Even before it was clear the Finns would lose their lead in mobile phones, they set out to acquire critical mass in the business of building networks. After failing to win a bid for Nortel’s wireless products unit in 2009, Nokia shelled out $1.2 billion US the following year for Motorola’s wireless infrastructure business. In 2013, the Finns completed their purchase of Siemens’ telecom gear unit.

Despite the cost of these deals, and major losses prompted by the freefall in mobile phone sales, Nokia still had more than $10 billion US cash on hand last year – and very little debt. This allowed it to make a nearly $17 billion US all-share offer for Alcatel-Lucent – the France-U.S. combo that used to be Nortel’s most direct competitor.

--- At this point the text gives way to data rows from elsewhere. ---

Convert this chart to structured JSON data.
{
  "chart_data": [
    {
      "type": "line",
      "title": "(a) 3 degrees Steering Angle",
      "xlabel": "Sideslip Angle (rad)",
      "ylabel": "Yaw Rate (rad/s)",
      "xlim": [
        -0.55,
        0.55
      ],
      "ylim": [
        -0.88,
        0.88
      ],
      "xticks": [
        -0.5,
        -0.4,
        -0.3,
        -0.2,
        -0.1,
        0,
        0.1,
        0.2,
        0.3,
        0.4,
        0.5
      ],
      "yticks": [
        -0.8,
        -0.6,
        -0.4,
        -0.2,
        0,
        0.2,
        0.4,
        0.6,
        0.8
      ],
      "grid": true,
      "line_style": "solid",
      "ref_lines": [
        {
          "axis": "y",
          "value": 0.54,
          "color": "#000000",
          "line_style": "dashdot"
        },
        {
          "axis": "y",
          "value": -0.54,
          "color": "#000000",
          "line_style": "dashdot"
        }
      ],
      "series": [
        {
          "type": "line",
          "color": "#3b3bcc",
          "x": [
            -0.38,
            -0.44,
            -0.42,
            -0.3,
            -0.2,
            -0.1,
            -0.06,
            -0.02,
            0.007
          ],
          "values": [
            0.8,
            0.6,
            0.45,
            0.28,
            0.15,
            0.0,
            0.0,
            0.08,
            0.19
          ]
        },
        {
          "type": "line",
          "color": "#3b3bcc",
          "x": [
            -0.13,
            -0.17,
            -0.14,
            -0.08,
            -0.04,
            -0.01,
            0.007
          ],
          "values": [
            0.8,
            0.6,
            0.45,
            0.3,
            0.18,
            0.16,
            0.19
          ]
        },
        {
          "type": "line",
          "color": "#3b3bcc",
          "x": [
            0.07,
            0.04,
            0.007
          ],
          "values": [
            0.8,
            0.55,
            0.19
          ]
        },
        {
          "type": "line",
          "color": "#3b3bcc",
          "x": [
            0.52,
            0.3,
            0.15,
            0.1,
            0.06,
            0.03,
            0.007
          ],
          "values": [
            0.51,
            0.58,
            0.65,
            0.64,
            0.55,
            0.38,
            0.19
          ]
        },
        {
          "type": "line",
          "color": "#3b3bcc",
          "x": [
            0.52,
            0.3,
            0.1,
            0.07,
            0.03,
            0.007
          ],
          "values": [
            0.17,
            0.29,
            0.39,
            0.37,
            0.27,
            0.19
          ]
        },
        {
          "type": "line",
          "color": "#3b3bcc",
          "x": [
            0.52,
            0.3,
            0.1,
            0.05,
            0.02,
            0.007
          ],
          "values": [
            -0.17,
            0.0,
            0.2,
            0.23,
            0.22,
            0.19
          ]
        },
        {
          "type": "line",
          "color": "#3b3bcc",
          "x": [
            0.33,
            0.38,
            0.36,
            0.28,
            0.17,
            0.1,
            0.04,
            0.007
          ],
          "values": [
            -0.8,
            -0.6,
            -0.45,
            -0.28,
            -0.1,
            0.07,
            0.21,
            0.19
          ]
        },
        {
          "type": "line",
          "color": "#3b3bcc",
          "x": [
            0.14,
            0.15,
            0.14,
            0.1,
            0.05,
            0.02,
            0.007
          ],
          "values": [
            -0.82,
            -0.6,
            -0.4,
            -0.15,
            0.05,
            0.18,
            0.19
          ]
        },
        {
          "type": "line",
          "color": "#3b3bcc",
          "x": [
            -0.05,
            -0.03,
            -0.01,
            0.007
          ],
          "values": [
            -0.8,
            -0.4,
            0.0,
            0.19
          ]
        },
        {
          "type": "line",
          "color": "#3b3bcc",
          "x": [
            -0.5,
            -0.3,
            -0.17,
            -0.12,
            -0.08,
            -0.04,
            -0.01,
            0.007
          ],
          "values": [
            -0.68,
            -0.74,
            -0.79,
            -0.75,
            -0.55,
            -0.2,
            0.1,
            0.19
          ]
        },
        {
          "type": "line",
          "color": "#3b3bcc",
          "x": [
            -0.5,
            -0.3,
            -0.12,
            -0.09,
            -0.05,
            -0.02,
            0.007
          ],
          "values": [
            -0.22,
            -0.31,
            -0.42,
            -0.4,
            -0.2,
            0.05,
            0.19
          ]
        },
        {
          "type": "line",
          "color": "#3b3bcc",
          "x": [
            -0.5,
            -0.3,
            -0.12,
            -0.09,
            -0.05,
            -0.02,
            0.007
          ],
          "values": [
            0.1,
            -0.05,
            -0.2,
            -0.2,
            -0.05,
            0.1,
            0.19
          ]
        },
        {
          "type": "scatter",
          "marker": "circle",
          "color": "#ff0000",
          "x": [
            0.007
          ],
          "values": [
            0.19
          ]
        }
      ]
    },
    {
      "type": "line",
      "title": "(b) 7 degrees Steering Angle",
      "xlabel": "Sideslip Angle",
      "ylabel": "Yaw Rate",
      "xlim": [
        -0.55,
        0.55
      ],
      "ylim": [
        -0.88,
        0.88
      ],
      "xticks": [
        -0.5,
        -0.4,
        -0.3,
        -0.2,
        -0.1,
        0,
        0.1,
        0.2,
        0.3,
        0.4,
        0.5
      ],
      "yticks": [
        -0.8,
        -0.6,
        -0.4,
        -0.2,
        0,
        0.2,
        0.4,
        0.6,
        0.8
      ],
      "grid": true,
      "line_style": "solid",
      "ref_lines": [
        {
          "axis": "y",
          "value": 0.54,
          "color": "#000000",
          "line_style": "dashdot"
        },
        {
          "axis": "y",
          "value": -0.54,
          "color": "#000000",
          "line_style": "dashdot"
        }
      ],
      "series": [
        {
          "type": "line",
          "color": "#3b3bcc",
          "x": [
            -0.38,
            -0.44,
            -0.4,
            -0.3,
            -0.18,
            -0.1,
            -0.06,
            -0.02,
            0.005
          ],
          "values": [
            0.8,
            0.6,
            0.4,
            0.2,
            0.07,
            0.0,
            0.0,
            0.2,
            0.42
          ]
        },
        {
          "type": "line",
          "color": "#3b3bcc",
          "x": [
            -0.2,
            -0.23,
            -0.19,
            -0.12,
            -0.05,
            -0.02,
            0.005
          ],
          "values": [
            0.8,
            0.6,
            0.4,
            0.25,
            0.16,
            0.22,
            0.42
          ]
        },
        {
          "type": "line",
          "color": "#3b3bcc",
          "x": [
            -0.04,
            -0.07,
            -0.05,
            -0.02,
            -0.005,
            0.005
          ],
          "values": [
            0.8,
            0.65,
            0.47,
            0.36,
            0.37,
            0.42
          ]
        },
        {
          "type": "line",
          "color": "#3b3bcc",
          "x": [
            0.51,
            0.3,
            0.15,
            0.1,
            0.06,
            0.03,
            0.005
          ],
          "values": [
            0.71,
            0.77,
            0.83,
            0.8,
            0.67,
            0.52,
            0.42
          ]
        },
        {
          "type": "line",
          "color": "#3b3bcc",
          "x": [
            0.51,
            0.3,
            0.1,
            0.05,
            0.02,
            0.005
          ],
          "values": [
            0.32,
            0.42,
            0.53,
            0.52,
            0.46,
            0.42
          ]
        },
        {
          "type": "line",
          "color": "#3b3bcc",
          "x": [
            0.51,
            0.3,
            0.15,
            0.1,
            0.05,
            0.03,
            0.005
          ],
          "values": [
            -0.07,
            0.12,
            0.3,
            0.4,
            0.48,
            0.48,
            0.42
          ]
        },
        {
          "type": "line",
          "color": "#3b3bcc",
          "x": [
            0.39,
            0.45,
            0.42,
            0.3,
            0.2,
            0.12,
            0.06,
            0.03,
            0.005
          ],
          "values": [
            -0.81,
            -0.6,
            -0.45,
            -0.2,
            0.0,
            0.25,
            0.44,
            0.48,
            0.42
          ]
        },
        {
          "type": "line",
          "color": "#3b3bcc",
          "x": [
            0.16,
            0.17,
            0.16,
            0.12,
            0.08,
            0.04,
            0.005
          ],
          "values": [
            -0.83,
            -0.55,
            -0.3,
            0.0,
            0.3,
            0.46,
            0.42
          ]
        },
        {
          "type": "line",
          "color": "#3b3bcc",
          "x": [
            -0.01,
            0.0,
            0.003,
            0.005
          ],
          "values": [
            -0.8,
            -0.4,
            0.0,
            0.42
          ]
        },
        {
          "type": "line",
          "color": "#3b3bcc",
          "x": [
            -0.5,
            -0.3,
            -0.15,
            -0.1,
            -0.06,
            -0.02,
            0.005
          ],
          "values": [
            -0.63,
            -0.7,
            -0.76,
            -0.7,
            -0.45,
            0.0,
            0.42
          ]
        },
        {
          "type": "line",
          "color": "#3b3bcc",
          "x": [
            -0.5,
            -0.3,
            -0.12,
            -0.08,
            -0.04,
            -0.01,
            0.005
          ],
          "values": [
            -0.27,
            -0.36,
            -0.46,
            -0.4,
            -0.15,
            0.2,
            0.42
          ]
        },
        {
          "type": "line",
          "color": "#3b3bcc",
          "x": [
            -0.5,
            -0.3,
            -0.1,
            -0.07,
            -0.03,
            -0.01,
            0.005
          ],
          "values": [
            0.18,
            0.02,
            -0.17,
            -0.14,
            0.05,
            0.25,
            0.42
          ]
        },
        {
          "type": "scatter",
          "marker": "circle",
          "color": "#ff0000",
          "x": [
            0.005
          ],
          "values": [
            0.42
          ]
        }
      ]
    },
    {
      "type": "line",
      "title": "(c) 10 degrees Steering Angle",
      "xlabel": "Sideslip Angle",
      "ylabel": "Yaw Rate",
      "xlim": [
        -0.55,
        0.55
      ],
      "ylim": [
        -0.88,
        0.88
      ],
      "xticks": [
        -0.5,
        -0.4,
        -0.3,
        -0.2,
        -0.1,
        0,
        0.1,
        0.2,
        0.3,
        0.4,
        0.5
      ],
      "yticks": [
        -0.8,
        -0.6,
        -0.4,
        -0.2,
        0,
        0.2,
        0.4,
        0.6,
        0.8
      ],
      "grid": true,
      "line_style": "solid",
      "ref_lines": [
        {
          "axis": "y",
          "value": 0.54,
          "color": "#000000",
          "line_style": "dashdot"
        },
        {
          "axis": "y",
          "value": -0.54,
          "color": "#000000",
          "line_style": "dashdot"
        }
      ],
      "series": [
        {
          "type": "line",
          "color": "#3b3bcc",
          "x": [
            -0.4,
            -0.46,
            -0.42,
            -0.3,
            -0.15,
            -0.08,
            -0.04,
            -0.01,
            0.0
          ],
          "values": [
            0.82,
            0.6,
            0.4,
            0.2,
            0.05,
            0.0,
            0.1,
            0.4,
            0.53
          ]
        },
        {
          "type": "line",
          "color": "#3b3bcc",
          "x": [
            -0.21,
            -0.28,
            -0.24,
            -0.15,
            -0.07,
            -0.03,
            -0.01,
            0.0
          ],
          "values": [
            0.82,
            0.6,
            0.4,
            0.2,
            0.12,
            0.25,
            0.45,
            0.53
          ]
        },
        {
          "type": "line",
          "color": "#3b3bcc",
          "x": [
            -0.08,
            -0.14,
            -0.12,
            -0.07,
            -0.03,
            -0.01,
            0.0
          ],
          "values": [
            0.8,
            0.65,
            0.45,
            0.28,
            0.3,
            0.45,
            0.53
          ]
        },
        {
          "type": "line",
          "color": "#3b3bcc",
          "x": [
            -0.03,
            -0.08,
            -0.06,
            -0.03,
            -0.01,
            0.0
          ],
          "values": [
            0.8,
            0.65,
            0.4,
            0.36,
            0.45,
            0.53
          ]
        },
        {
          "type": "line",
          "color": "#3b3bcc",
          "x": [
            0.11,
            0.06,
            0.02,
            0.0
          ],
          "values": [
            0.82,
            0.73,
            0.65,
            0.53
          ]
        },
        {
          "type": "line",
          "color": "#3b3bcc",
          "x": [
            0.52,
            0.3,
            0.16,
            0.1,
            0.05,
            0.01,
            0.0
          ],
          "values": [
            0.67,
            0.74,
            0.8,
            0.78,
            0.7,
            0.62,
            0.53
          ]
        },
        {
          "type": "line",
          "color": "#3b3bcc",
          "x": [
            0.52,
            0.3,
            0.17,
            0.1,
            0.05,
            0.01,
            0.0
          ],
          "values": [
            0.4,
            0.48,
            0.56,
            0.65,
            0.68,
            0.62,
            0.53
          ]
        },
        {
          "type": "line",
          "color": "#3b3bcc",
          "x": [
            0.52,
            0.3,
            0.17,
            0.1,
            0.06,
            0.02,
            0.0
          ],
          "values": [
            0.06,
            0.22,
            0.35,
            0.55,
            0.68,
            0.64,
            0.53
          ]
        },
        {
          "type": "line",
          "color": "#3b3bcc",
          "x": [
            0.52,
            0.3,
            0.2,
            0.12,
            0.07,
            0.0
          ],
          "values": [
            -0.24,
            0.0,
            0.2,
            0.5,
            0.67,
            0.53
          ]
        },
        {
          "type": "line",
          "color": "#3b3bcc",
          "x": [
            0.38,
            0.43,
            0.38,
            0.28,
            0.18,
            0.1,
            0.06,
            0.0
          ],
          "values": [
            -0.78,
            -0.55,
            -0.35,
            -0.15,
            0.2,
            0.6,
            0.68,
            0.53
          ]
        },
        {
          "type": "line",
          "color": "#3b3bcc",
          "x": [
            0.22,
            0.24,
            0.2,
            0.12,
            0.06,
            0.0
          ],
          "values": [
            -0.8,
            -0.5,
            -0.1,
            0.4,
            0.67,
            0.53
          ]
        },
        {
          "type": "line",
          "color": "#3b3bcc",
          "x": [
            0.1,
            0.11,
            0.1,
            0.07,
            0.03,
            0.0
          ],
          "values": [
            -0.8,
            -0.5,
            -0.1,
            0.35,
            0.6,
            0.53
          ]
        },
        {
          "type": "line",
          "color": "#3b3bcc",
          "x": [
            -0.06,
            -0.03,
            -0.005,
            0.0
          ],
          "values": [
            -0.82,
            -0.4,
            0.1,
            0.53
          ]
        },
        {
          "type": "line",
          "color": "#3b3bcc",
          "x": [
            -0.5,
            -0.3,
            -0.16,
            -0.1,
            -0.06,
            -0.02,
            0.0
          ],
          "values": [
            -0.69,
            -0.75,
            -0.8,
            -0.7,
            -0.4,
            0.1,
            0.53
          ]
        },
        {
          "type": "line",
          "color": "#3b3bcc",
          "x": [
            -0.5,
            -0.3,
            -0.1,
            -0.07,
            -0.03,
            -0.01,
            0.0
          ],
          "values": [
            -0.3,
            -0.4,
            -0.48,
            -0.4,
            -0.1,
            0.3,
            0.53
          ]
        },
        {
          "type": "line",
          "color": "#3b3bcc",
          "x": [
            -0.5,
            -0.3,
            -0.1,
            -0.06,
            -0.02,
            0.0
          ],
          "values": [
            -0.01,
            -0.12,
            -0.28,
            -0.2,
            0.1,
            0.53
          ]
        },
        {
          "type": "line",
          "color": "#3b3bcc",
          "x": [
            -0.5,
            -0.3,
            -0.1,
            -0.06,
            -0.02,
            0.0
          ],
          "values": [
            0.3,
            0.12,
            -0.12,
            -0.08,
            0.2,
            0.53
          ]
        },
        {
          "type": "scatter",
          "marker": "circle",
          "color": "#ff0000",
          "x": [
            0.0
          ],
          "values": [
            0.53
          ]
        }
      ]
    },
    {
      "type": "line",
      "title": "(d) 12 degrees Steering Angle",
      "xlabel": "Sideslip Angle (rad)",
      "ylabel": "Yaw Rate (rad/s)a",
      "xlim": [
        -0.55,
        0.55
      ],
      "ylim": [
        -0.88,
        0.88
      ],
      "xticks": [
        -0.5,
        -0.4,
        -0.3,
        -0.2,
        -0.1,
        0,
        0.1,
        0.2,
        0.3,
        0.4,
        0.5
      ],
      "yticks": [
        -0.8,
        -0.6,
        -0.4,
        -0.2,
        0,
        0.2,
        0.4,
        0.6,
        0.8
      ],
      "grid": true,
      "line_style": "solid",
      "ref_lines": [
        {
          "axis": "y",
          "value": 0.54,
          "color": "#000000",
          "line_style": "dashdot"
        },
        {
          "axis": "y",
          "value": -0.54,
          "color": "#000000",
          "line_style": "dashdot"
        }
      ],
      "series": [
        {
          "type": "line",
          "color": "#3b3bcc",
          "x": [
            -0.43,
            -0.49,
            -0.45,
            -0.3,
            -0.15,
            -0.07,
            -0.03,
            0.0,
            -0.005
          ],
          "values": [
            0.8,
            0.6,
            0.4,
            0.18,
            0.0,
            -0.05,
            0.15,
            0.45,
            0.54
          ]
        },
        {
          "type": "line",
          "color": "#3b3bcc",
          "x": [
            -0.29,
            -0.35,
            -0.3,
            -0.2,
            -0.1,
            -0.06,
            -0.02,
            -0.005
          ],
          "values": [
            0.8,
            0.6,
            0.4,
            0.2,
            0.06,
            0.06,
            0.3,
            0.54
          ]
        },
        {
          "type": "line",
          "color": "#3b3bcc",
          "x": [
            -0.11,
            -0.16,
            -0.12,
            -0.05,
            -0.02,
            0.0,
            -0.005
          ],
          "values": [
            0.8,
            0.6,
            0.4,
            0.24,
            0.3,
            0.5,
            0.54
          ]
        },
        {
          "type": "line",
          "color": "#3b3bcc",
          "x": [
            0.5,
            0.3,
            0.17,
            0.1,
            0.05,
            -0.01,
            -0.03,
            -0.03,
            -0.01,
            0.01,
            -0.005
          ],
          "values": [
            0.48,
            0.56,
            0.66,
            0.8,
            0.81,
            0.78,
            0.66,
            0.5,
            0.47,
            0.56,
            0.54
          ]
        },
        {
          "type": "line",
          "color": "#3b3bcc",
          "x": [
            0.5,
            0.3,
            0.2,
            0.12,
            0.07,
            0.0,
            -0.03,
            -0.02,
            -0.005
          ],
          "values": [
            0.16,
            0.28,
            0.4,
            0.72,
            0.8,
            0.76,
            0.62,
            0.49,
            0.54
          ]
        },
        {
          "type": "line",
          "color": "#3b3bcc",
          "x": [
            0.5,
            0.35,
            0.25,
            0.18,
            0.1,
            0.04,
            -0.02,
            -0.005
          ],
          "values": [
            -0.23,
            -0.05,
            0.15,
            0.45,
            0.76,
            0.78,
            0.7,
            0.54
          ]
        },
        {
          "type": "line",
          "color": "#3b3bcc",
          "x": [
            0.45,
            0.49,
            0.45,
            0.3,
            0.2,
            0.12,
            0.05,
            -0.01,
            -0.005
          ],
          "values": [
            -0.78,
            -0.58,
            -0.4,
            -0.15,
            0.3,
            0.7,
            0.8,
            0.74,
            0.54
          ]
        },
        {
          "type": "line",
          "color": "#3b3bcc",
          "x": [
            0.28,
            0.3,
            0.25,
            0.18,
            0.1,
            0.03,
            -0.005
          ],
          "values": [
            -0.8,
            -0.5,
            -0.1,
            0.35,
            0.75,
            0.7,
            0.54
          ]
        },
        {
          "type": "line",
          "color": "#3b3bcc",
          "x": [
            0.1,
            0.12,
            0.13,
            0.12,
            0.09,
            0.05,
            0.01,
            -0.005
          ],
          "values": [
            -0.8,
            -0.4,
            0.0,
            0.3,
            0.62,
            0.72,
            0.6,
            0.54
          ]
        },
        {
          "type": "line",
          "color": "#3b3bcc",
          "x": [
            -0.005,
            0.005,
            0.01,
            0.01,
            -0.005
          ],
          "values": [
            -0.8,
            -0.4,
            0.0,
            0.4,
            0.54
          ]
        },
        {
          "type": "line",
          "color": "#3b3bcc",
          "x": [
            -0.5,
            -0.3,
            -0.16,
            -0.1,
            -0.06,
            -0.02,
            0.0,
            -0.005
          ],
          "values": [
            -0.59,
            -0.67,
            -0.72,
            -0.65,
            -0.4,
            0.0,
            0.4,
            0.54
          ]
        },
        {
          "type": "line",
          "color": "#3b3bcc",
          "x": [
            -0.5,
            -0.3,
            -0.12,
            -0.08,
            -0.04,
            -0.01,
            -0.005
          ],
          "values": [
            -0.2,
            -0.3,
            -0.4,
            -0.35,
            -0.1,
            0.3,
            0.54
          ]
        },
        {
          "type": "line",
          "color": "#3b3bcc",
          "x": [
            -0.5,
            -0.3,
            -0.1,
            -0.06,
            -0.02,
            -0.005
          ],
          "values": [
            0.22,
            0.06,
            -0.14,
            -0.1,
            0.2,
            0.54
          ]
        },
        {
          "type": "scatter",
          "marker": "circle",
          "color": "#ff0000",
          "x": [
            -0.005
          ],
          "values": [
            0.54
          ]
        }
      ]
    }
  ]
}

The multiple deals mean Nokia has nearly all the pieces of technology it requires to build tomorrow’s networks. They also give the Finns some crucial heft as they prepare to battle China’s flagship telecoms firm Huawei and arch-rival Ericsson – the planet’s No. 1 wireless products company – especially now that Ericsson has formed an alliance with Cisco Systems of California.

Watt so far sees little difference as far as corporate culture goes. The everyday language for both the Finns and the French is English – and both corporations are very demanding when it comes to results.

Watt travels more, thanks to the extra leg from Western Europe to Helsinki. One difference is that when he arrives in Finland his Nokia colleagues will catch him up on National Hockey League games – nearly 40 Finnish players are currently active, including stars Mikko Koivu of the Minnesota Wild and Jussi Jokinen of the Florida Panthers.

“They follow these guys very closely,” Watt laughs. Perhaps as closely as they’ll watch the activities in their newly-acquired Kanata operation.